A bride and groom pose in a garden environment
Dave and Madriane on their wedding day in 2018, held at Minnetrista in Muncie.

She admits it’s been tough not having Dave and Madriane close to home these past few years since they relocated to Texas. She recalls beaming with joy when the couple exchanged their wedding vows at Muncie’s Minnetrista Cultural Center Rose Garden in 2018.

These days, Howell closely follows news about recent COVID-19 outbreaks in Corpus Christi and arrests in that part of Texas.

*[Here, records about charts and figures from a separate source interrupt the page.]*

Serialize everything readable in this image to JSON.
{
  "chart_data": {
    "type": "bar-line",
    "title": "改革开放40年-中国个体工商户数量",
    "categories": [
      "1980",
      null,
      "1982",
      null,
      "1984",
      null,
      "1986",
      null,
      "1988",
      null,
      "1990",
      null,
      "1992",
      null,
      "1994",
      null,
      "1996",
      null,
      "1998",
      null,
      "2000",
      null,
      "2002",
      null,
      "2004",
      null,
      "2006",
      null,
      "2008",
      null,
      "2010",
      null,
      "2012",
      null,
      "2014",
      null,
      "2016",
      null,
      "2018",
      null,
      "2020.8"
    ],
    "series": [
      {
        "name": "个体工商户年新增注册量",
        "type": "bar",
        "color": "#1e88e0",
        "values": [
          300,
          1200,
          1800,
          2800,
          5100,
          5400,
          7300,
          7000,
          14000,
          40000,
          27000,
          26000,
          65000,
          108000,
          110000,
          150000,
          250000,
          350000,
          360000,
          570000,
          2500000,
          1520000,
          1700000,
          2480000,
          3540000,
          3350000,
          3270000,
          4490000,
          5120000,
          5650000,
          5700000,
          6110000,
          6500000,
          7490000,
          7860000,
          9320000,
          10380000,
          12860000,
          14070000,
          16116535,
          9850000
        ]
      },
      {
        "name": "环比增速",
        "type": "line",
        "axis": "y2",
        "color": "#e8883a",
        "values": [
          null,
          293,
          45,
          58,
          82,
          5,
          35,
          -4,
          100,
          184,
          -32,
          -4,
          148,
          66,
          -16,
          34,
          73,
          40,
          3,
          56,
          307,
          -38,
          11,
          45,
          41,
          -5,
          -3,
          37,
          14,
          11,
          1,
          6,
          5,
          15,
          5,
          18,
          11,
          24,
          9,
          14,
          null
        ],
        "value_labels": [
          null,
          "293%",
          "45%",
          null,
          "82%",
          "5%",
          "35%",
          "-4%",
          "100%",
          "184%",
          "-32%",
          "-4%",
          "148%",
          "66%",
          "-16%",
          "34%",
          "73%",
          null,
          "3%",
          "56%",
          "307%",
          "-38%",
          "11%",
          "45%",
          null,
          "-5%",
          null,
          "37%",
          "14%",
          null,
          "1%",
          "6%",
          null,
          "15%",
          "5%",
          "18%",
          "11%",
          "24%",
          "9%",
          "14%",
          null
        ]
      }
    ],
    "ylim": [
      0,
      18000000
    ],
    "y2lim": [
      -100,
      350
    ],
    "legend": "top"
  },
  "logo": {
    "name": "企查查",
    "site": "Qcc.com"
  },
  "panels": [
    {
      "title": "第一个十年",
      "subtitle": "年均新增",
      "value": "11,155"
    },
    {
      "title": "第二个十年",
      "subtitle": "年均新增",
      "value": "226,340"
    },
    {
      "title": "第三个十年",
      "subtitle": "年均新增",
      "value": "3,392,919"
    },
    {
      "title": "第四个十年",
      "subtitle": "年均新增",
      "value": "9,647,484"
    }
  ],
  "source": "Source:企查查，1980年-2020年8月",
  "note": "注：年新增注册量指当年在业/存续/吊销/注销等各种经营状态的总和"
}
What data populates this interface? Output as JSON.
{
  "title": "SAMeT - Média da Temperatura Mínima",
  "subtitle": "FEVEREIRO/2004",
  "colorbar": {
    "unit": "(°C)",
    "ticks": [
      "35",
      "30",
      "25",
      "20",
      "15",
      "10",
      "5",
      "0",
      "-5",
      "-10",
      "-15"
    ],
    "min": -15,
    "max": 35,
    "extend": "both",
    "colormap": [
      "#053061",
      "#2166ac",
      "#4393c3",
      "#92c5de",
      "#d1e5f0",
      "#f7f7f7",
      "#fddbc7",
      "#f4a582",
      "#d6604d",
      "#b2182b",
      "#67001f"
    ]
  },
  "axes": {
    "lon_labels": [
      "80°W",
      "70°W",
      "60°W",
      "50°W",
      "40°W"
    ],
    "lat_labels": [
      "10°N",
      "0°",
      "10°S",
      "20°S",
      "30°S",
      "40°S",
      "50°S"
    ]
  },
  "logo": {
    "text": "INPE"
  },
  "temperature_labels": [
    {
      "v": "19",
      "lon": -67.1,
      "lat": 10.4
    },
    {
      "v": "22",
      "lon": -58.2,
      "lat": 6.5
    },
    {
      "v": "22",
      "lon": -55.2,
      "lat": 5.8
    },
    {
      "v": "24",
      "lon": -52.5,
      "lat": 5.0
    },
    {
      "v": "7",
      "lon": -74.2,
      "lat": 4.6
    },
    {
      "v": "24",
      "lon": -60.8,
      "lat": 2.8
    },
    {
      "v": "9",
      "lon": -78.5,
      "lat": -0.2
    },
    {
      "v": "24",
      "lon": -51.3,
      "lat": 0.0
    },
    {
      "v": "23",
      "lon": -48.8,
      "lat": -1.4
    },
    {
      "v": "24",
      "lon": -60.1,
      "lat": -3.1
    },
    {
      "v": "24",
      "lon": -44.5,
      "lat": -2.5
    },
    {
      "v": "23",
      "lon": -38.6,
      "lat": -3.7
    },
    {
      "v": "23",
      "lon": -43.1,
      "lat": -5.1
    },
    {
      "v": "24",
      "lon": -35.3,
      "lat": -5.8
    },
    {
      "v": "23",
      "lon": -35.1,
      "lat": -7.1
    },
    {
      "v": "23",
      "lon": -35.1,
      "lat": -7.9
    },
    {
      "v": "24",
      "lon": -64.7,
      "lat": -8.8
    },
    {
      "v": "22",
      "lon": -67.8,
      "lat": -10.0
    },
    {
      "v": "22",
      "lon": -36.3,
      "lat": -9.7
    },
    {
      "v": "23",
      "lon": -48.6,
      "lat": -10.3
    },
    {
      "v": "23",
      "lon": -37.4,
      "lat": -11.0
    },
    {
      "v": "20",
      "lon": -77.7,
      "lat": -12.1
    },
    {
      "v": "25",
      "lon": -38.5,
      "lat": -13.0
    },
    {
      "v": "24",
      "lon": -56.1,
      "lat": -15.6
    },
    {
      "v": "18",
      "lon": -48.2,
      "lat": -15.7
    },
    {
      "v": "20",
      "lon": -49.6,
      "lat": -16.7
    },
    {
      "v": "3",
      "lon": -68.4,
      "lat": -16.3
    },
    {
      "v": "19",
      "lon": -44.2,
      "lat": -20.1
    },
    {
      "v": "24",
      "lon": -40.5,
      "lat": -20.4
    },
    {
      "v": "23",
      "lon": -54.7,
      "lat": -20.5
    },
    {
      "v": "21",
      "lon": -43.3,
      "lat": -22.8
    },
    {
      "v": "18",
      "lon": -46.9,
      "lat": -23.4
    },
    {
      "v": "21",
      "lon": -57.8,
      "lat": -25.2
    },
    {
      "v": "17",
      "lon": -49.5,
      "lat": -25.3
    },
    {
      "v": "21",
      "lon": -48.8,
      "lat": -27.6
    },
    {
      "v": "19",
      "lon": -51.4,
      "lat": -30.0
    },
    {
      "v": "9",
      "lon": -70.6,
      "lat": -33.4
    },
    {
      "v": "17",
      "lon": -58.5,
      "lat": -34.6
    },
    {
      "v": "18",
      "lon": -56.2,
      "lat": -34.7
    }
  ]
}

“I know they are often exhausted,” said Howell, who earned both her bachelor’s (computer science) and master of arts from Ball State. “Madriane has to juggle workdays while Dave leaves for days at a time while serving in the Air Force–Air National Guard.”

 “Getting a nap is a luxury for them. As a deputy U.S. marshal, Dave can be called out for arrests of a very serious nature, leaving Madriane up with baby feedings and worrying about her husband throughout the night. That’s after working a 12- to 13-hour day herself.”

At the same time, Howell is proud of the couple and the work they do for their state, their community, and their family.

 “I know my daughter’s patients have one of the most knowledgeable, compassionate and caring nurses they could ever ask for. Madriane holds her patients’ hands when their family cannot because of COVID-19, and she is often the last person her patients see before they pass.”

As a mother and grandmother, she also worries about them being there alone because Corpus Christi is in a crisis due to the pandemic. The city has been hit hard, with local hospitals overflowing with patients. “There is no way I can truly express all my emotions when I see the courage and sacrifice Madriane and Dave go through every day to protect others before themselves. It makes my heart swell with pride … along with a few tears.”